Le suspect, qui militait également contre l'agriculture industrielle, avait eu maille à partir dans le passé avec un membre du parti Fortuyn, un éleveur de porc du nom de Wien van den Brink, a précisé un porte-parole du parti.

L'incidence de l'assassinat de Pim Fortuyn sur le comportement des électeurs néerlandais devient à présent la grande inconnue du prochain scrutin. "Les émotions sont tellement fortes que cela pourrait conduire à un résultat faussé", estime Paul Scheffer, analyste politique.

Avant l'assassinat de Pim Fortuyn, tous les instituts de sondage prédisait à son parti une entrée en fanfare au Parlement. En mars, lors des élections municipales, Pim Fortuyn avait raflé 35% des voix à Rotterdam et son parti s'était imposé comme la première formation politique de la grande ville portuaire.

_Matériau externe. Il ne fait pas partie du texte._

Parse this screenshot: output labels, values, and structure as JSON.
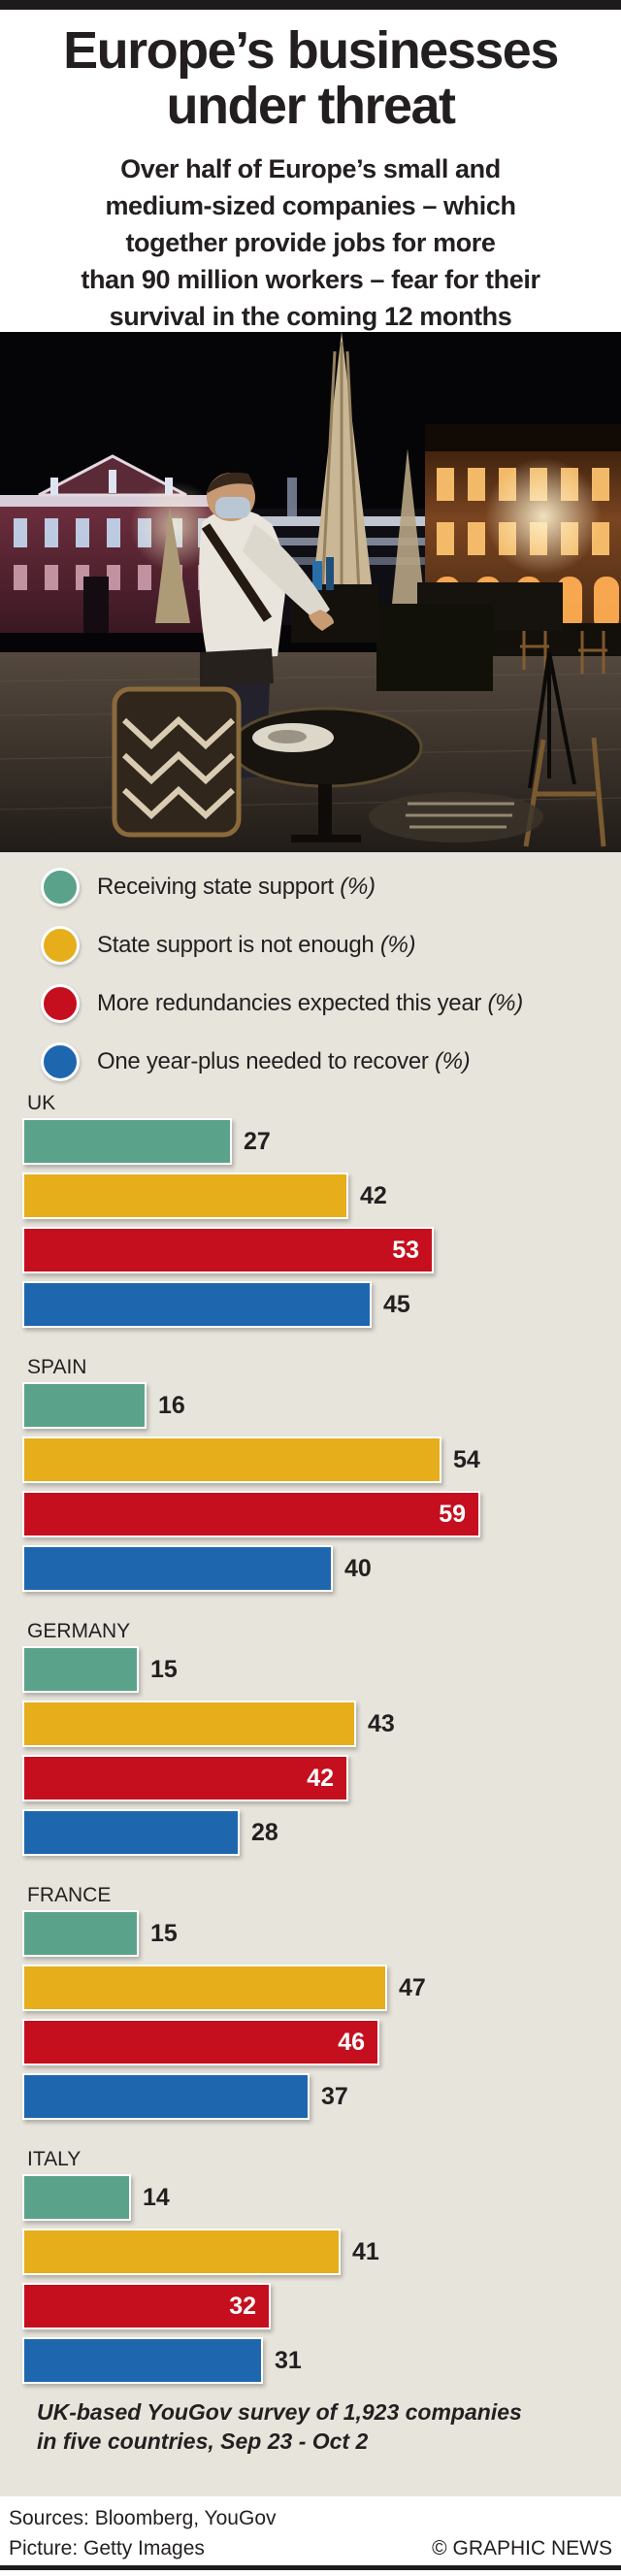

L'ascension de Pim Fortuyn, bâtie sur le thème de la lutte contre l'immigration, a été fulgurante. La "Liste Pim Fortuyn" avait été formée il y a trois mois pour les élections.

A la différence de la plupart des formations de l'extrême droite européenne, elle n'a ni tradition militante, ni enracinement géographique et peu ou pas de cadres expérimentés.

Le numéro deux de la liste Joao Varela doit en principe reprendre les rênes du parti. Ce Néerlandais, d'origine cap-verdienne et de race noire, a exprimé son "complet bouleversement" après l'assassinat de Fortuyn. "C'était une sorte de père pour moi, il m'inspirait, il inspirait tout le pays", a-t-il dit.

Pim Fortuyn, toujours tiré à quatre épingles, roulant dans de somptueuses limousines noires, avait un style flamboyant qui contrastait avec l'allure générale des autres hommes politiques néerlandais, dans ce pays de culture calviniste.

Avec ses opinions tranchées sur les immigrés, la drogue et l'islam "rétrograde", Pim Fortuyn ne laissait personne indifférent. Il se savait menacé, selon des responsables de son parti. "Pim était anxieux. Il avait peur. Il suscitait des sentiments de haine et il en était conscient", a expliqué le numéro trois de sa liste Jim Janssen van Raaij.

Il faut remonter loin dans les annales de l'histoire hollandaise pour trouver un homme politique assassiné en temps de paix. Le dernier date de 1672 quand les frères Cornelis et Johan de Witt, opposants à la maison d'Orange, avaient été arrêtés puis massacrés par une foule d'émeutier.